One of the strengths of the performance is the articulate and richly balanced chorus, which sets the tone at the opening of the opera in the harvest scene. The chorus has a warm sound and, even though the scoring is sometimes thick, they evince a welcome precision that brings out the sometimes angular rhythms. Likewise, the orchestra is supportive without dominating, and the string textures that are at the core of Smetana’s score, emerge clearly.
The CD release of this performance of this rarely heard opera makes available a work that demonstrates some aspects of Smetana’s work that are not found in The Bartered Bride.
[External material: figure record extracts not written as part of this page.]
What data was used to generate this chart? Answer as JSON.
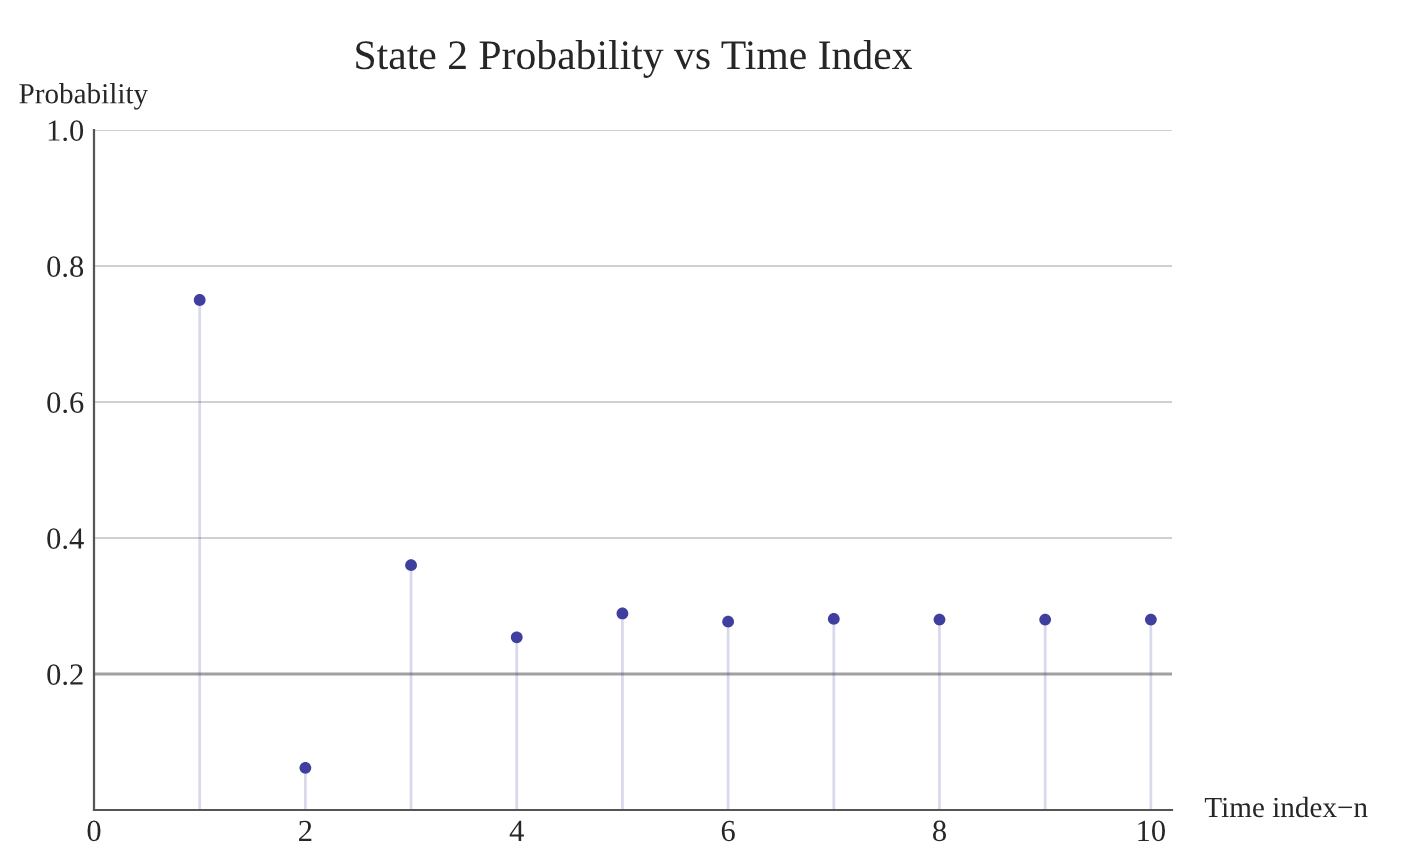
{
  "chart_data": {
    "type": "lollipop",
    "title": "State 2 Probability vs Time Index",
    "xlabel": "Time index−n",
    "ylabel": "Probability",
    "x": [
      1,
      2,
      3,
      4,
      5,
      6,
      7,
      8,
      9,
      10
    ],
    "series": [
      {
        "color": "#3f3fa0",
        "values": [
          0.75,
          0.062,
          0.36,
          0.254,
          0.289,
          0.277,
          0.281,
          0.28,
          0.28,
          0.28
        ]
      }
    ],
    "xlim": [
      0,
      10.2
    ],
    "ylim": [
      0,
      1.0
    ],
    "xticks": [
      0,
      2,
      4,
      6,
      8,
      10
    ],
    "yticks": [
      0.2,
      0.4,
      0.6,
      0.8,
      {
        "value": 1.0,
        "label": "1.0"
      }
    ],
    "grid": "y",
    "marker": "circle",
    "ref_lines": [
      {
        "axis": "y",
        "value": 0.2,
        "label": null,
        "color": "#a0a0a0"
      }
    ]
  }
}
In a work that relies on various ensembles throughout to bring out the nuances of plot, The Two Widows stands apart from the folk-opera idiom associated with that earlier work and sometimes perceived popular operettas like The Merry Widow. Closer in style to some of the operas of Dvorak than other composers, The Two Widows deserves to be heard, and this fine performance from 1956 represents the score well, with its fine cast, chorus, and orchestra.